Put differently, as you look at the map of Ukraine, Russia should have been in key cities within hours if the planning, intelligence, operations, and supply lines had been prepared, and they certainly seemed to be obsessed with planning – throughout the Biden Administration’s tenure.
But no, the assault has foundered. In the north, even by the end of a week, Kyiv – Ukraine’s gemstone city – was not in Russian control, nor was city number two, Kharkiv. Attempts at encirclement were almost amateur, incomplete, held by lack of fuel, and mysterious inability to operate at night, along with many other errors.
Meantime, Ivanki to the north should have been taken before Kyiv and yet held its own as the week progressed. To the south, Chernihiv and – very close to the Russian border – Mariupol should have fallen easily. Kherson appears to have fallen, Odesa is fighting. But confirming control of any of these cities is hard, and Russia has stumbled badly in the attempt.
What else is surprising? Air dominance was supposed to be easy for the Russians, and – remembering WWII and other conflicts – airpower is critical for “lightning warfare” to work. With the combination of manned and unmanned systems, sustainable command and control, and sheer grit, Ukraine has denied Russia that component of the battlespace.
Then go to cyber, and ask – why and how is it possible that Russia, which many imagined consummate at targeted cyberattacks, has not been able to decisively end the internal communications that have allowed Ukraine to keep resisting? No obvious answer emerges, except that they spluttered.
Then think about the strategic downside to not winning fast. If this story continues much longer without some level of decisive end, a capitulation by the Ukrainian citizens, as well as government, and a sense that the mass engagement is in retreat, the story just gets worse and worse for Russia.
Beyond not taking the ground needed fast, they begin sliding sideways, losing greater and greater international support, losing sympathy, losing hope of any credible storyline to justify the immoral, brutal, almost medieval assault on a peaceful, contiguous nation. They start to look more like WWII Germany than post-Soviet Russia, which accelerates economic, diplomatic, and political losses.

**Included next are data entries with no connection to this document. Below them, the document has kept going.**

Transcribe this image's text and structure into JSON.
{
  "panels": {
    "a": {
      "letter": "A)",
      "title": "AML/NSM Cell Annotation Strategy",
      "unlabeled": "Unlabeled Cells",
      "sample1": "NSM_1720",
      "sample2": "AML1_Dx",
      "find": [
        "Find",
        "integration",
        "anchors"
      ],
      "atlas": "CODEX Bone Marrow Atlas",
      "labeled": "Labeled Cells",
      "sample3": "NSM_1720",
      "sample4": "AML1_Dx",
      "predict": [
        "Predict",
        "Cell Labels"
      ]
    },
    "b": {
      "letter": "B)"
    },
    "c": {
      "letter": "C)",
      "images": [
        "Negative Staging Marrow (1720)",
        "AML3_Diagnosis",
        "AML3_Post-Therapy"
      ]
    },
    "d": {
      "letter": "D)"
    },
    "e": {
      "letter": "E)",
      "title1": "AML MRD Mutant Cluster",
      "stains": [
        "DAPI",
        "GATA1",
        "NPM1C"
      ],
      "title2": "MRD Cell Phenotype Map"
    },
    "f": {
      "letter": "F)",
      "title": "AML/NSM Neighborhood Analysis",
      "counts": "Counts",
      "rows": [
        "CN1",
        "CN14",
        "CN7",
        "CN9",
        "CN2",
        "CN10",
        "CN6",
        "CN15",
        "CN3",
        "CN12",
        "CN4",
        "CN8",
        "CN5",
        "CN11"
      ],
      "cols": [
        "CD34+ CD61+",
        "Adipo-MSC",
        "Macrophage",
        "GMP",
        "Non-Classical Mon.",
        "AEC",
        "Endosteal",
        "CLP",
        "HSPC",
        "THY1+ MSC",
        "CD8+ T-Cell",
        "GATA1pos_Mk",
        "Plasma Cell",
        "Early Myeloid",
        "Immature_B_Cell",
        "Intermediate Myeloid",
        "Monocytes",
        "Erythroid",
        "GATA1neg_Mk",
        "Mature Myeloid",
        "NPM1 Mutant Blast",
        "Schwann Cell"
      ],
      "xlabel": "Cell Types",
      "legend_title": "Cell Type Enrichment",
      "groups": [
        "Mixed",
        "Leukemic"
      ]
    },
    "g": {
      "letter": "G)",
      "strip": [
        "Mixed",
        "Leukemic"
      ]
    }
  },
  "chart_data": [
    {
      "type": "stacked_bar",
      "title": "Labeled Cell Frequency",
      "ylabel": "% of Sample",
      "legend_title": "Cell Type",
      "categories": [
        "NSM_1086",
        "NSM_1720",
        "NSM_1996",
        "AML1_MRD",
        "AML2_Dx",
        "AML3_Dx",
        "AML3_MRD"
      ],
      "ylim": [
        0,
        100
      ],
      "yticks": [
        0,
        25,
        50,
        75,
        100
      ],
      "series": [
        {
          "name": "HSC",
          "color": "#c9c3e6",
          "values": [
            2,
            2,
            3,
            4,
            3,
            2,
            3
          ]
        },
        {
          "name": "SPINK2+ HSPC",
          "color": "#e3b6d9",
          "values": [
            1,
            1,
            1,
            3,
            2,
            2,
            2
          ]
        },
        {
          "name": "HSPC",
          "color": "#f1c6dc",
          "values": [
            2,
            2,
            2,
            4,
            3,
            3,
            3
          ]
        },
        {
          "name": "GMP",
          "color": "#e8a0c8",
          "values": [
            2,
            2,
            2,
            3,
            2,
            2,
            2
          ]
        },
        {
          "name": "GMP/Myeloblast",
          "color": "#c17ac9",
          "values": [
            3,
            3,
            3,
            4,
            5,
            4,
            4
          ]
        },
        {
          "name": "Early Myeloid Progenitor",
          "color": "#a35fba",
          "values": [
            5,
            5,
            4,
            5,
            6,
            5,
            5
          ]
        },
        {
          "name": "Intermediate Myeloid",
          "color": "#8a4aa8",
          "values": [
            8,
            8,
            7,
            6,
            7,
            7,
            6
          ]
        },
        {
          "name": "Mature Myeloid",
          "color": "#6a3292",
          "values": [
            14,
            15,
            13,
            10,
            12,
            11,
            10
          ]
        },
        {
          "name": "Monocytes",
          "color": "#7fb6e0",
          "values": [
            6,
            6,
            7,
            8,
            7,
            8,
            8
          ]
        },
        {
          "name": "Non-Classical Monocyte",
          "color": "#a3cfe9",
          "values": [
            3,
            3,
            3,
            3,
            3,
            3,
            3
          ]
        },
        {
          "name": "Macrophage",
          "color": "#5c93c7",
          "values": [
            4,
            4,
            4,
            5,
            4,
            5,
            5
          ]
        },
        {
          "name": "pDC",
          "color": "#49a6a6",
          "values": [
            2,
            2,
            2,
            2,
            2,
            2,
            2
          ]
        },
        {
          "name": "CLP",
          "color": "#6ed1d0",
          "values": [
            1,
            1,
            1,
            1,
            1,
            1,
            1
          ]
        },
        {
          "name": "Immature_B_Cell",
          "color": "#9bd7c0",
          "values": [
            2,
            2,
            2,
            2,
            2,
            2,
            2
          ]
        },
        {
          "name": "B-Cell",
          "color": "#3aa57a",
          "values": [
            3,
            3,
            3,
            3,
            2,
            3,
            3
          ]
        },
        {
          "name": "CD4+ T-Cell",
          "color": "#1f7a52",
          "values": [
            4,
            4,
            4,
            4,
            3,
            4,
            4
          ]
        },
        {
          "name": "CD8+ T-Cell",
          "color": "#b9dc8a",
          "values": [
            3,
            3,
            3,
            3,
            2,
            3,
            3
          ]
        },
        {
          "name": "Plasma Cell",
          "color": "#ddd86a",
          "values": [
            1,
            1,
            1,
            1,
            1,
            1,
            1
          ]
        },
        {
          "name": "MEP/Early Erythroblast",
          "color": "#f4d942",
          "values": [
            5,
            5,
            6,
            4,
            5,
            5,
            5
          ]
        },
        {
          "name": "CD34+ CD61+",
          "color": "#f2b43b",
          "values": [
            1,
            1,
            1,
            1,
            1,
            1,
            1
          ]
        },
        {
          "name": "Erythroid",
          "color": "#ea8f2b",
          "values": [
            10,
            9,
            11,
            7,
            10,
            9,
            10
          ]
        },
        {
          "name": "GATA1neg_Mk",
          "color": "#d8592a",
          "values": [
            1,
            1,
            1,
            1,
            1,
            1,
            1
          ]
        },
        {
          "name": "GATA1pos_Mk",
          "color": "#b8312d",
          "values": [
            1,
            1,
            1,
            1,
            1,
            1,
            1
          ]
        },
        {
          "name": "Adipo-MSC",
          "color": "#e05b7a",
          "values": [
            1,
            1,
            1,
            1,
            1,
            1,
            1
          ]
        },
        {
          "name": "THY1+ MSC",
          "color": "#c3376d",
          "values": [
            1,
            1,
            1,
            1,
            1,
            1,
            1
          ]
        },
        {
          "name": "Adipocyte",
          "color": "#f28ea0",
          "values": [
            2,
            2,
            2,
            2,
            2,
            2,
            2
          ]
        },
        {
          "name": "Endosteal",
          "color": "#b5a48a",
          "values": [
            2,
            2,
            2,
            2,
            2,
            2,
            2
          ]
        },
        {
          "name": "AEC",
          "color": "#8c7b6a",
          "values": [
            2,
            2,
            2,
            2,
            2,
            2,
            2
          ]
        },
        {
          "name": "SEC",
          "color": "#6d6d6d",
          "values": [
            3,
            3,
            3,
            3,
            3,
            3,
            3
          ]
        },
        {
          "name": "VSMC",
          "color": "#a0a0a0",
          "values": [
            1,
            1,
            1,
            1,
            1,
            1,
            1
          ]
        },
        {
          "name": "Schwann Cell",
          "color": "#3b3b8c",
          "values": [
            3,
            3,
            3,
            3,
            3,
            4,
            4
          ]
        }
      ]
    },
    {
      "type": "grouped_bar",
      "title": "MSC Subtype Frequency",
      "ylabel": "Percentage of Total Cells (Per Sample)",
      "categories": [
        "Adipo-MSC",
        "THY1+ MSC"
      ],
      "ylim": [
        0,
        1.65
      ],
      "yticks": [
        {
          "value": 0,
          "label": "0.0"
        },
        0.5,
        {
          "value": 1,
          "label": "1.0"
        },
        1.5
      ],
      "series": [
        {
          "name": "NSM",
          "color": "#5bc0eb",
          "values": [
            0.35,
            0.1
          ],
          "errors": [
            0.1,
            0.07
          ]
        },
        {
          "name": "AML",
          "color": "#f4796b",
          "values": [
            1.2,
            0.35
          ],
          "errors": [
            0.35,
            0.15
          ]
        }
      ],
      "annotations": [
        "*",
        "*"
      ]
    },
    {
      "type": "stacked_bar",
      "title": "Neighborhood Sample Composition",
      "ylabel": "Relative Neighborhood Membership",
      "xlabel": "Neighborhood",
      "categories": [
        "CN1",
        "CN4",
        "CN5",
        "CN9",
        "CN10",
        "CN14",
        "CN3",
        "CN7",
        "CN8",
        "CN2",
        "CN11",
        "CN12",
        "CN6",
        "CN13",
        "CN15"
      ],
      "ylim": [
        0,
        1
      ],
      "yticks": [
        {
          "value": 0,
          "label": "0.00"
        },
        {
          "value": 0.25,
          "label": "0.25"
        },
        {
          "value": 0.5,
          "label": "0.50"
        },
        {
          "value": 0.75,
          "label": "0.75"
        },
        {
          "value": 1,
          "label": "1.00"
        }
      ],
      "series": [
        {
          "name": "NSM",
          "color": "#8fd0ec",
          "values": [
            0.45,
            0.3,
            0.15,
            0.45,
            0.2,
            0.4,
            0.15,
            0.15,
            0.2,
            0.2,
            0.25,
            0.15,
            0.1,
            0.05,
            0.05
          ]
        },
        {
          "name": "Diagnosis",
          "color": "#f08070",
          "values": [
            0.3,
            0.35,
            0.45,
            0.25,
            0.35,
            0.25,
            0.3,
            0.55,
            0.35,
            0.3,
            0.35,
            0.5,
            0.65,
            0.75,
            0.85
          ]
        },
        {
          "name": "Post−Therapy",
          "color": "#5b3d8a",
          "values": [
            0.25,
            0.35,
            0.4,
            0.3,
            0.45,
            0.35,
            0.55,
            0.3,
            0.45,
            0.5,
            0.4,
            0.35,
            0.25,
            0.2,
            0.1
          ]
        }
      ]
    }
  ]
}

Back in Moscow, St. Petersburg, and other parts of Russia, all this is not playing well. The Russian people – most of whom are Christian, decent, and have no interest in becoming WWII Germany – are not happy.
Here is another Putin miscalculation. If the population becomes as hard to hold as world opinion, the world begins to change in ways that are increasingly unpredictable for him. If the Army becomes disillusioned, distressed, and demoralized and begins to hear their views reflected in protests around the country, where might that lead? The answer is unknown, but a question worth asking.
Finally, the idea of acting fast and winning has more than immediate implications. If you say you will hit the basket, net, or goal line – and then miss badly in warfare – your credibility sinks fast. This moral, economic, diplomatic, and now military misstep will affect perceptions of Russia’s preparedness, well beyond Putin’s own loss of personal credibility.
This conflict is far from over and may evolve into an extended, expensive, and politically disastrous decision for Putin – if it has not already. But the bigger point is that Russia’s status in the world is fast eroding. The lightning warfare idea worked in WWII for their adversary, but Russia is bogged down, losing ground.